Active approach: Based on boxing, the regulatory legend Peter Bradford described a hierarchy of regulatory decisiveness: Rocky, Rope a Hope, and Canvasback. See Bradford’s article, "Gorillas in the Mist: Electric Utility Mergers in Light of State Restructuring Goals," NRRI Quarterly Bulletin Vol. 18 No. 1 (1997). Lacking Bradford's metaphorical gifts, I will call these decision-making styles active, reactive and passive.
The active decision-maker directs parties to the Commission's questions, organized according to the five sequential steps. This approach converts private interest applications into public interest inquiries. She makes current filings address future consequences. She critiques present practices (those of producers, consumers and the regulators), then realigns them with the public interest.

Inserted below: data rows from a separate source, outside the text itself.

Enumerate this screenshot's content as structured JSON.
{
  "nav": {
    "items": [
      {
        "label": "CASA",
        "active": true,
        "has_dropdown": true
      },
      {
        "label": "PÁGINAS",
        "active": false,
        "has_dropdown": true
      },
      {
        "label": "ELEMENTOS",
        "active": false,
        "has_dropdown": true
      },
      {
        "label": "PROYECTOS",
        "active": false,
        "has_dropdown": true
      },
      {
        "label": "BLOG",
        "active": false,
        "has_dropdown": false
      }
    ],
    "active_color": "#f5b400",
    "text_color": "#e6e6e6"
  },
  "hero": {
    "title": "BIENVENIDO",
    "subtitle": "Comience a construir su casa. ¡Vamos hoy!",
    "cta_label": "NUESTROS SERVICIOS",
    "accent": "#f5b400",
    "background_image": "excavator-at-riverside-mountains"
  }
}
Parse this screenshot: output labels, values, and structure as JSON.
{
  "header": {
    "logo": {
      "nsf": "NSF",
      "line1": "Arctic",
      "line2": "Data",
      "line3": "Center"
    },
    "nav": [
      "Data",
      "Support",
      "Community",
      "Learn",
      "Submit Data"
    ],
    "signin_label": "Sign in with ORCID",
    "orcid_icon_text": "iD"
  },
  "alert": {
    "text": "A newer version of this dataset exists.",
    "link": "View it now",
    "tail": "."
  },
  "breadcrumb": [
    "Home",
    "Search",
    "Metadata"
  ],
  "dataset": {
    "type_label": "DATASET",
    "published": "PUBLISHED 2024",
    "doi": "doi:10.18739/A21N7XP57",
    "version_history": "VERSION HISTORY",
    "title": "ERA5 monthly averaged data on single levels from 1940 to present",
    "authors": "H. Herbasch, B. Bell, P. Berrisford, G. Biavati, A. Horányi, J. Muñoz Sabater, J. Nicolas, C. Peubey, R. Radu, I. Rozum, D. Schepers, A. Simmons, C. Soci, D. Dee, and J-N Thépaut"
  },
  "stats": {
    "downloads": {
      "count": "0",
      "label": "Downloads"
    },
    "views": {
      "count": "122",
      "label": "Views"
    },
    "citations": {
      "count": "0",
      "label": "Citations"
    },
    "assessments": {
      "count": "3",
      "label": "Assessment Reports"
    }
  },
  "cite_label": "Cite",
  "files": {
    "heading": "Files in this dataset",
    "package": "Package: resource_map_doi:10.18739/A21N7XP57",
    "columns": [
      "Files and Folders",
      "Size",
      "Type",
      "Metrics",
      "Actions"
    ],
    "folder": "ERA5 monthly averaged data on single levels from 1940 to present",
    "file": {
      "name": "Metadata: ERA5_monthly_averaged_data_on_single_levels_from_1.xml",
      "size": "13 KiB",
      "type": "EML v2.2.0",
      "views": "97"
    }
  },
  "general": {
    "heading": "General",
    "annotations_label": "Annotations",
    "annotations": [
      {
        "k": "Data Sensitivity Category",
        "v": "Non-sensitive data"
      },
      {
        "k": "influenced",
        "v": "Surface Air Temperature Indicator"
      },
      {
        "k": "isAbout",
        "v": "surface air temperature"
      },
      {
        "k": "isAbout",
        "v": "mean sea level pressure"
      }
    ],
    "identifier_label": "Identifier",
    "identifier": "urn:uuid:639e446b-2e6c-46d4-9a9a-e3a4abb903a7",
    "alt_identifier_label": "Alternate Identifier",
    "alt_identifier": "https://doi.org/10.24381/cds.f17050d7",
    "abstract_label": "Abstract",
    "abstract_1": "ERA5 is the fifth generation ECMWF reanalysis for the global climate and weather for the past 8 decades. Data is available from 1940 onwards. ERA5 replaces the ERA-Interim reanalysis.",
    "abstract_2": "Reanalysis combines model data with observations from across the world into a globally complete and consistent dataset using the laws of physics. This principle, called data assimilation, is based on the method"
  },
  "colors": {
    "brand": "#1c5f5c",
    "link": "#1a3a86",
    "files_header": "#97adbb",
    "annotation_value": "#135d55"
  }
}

The reactive regulator answers the parties' questions, but omits her own questions. Reactive decision-making involves some thoughtfulness, but is bounded by the parties' requests. The five steps toward effective regulation are absent. Consider mergers again. Reactive regulators ask "Is there any harm?" Active regulators ask: "What industry structure most likely will align private behavior with public interest?"
The passive regulator accepts parties' requests without independent thought. One can cloak passivity in wig and scepter sentences like "We find that the opponents' speculation does not satisfy their burden of proof." But the real burden of public interest promotion belongs with the regulator, not with the opponent.
For those seeking an active approach, John F. Kennedy's inaugural speech, paraphrased, remains a reasonable guide. The active regulator tells parties: Ask not how regulation can advance your private interest; ask how your private behavior can serve the public interest.
Recommendations for Regulators
Why are regulators so often in "reactive" rather than "active" mode? State statutes usually entitle private requestors to answers within a specified time. Commissions then allocate scarce resources to these deadlined (reactive) proceedings first, leaving insufficient resources for commission initiated (active) proceedings. These pressures undermine purposefulness. The commissioner coming to work without her own purpose finds her day filled with other people's purposes.
Require private requests to address public interest questions, by establishing advance expectations in all substantive areas. Examples:
- For rate increase filings, require the utility to demonstrate consistency with optimal practices in all major areas of its business.
- For rate decrease filings, require the consumer advocate to propose programs by which consumers will use service efficiently.
- For merger applications, require the utilities to show that (a) they are already achieving all economies of scale and scope available to them as separate entities, (b) the merger's purpose and result is improved efficiency and service quality, and (c) the merger will not reduce competitors' access to "bottleneck facilities."